FIG. 1 illustrates a block diagram of an exemplary CAM 10. The CAM 10 is comprised of an array of multiple entries. The multiple entries comprise one or more tag data fields 12 and one or more corresponding comparators 14 and RAM data fields 16. Each tag data field 12 includes one (1) bit of data or multiple bits of data to form tag data. In the CAM 10 illustrated in FIG. 1, the tag data field 12 is comprised of 0-M bits to form a tag data word M+1 bits in length.
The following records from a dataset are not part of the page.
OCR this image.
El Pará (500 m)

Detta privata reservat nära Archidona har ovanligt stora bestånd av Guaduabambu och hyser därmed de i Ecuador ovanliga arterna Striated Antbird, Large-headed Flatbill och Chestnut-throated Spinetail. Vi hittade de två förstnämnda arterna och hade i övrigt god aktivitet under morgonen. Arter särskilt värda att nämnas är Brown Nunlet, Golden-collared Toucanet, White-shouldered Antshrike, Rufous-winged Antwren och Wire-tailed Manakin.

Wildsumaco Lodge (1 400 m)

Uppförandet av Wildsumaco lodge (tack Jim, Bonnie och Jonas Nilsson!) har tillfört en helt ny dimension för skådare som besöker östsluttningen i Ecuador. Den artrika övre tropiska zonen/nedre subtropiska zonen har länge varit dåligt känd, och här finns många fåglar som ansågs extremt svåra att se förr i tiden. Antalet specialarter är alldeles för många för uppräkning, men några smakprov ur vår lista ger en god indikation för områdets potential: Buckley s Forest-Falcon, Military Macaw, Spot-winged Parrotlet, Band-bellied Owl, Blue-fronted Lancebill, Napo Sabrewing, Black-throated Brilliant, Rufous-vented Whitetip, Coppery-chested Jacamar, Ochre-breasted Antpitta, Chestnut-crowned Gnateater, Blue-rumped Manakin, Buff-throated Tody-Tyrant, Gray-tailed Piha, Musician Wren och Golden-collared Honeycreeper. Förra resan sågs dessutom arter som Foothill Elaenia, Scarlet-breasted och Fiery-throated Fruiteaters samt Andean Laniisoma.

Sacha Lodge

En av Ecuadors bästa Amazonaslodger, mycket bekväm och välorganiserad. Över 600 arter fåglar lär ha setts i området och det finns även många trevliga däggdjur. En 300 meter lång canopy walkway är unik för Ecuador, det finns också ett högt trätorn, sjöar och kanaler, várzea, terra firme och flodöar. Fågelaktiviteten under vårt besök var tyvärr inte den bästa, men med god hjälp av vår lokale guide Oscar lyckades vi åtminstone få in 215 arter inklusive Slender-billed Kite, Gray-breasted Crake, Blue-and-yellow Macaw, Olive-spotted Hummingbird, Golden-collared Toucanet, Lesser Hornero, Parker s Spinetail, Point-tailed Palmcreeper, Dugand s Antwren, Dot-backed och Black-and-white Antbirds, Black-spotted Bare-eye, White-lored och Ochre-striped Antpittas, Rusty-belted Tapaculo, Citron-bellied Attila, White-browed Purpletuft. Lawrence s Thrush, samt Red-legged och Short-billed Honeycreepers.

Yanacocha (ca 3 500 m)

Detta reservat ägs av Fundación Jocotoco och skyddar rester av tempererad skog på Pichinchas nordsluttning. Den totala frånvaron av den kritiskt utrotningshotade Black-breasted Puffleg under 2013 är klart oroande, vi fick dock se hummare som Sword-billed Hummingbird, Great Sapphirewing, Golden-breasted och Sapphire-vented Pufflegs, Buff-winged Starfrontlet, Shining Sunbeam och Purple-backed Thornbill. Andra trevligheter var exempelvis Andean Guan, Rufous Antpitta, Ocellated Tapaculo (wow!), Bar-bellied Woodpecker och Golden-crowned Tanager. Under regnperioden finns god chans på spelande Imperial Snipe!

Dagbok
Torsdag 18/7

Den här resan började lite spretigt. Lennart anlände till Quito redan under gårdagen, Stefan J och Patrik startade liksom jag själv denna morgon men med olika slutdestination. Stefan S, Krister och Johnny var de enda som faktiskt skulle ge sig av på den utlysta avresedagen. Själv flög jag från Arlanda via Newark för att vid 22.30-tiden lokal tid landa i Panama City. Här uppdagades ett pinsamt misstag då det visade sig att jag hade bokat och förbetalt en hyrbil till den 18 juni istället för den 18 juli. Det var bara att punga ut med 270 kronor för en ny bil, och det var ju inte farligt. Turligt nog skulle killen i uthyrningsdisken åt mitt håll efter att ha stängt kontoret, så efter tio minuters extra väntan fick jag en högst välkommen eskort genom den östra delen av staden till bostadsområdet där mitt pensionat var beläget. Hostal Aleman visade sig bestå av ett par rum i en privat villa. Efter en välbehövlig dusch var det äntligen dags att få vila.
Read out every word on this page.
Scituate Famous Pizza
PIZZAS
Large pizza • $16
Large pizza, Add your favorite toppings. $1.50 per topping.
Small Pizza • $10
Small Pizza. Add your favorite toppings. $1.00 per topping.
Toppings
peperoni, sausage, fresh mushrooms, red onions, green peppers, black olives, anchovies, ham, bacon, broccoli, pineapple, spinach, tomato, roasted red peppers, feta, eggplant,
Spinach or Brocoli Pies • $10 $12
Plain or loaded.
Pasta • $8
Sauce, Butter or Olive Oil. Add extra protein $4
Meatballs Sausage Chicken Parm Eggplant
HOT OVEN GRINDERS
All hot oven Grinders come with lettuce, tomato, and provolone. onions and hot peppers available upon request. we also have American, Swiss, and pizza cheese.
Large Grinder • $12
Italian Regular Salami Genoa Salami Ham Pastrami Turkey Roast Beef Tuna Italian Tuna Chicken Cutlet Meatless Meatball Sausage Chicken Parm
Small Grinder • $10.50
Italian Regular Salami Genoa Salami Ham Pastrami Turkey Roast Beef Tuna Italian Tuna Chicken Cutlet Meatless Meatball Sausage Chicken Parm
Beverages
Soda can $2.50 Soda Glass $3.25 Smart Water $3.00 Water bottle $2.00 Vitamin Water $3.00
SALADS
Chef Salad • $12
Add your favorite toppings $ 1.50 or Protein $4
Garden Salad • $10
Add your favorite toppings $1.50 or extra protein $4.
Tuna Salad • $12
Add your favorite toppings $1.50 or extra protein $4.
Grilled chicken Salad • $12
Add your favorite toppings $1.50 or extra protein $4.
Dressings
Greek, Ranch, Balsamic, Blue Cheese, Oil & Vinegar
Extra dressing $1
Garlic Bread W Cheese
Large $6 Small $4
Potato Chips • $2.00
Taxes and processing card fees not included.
A 0-N-sized array of N+1 physical registers, each comprising a tag data field 12 and a corresponding comparator 14 and RAM data field 16, is provided to provide multiple tag data entries in the CAM 10. A separate comparator circuit is provided in the comparator 14 for each bit in the tag data field 12. When a read function in the CAM 10 is performed, compare data 18 is provided and input into each comparator 14 to compare the compare data 18 against the tag data stored in each tag data field 12. For each compare data 18 that matches the tag data in any tag data field 12, the corresponding comparator 14 generates a signal indicating a match on a corresponding match line 20. Because there are typically multiple copies of the same tag data contained in different tag data fields 12 in the CAM 10, the correct tag data field 12 is marked by a valid bit (VLD) 22.
Either static logic-based comparators (“static-based”) or dynamic-based comparators can be employed in CAMs. In a dynamic-based comparator, a dynamic comparator circuit is provided for each bit of tag data. A dynamic comparator circuit employs two pairs of transistors that implement a pulldown path on a match line. A mismatch between a bit of tag data and a corresponding bit of compare data in any of the dynamic comparator circuits activates a pulldown path on the match line to ground. A match between all bits of tag data and all bits of corresponding compare data decouples the match line from ground. Dynamic comparator circuits are generally faster than static-based comparator circuits, because they evaluate by turning on a transistor to discharge an already precharged node. Static-based comparators use complementary metal oxide semiconductor (CMOS) logic where state transitions are dependent upon turning off a transistor while turning on another and are typically slower than dynamic-based comparator circuits. However, dynamic-based comparator circuits consume more power than static-based comparator circuits. Static circuits consume dynamic power when the circuit's input change causes a corresponding output change, while dynamic circuits consume dynamic power every clock cycle due to the precharge phase even when there is no input or output switching activity.
Increased power dissipation due to unnecessary switching of comparator circuits for invalid tag data may be particularly undesirable for CAMs included in battery-powered electronic devices. Increased power dissipation results in quicker battery drain and shorter battery life. It may therefore be desirable to employ static-based comparator circuits in a CAM to reduce power consumption.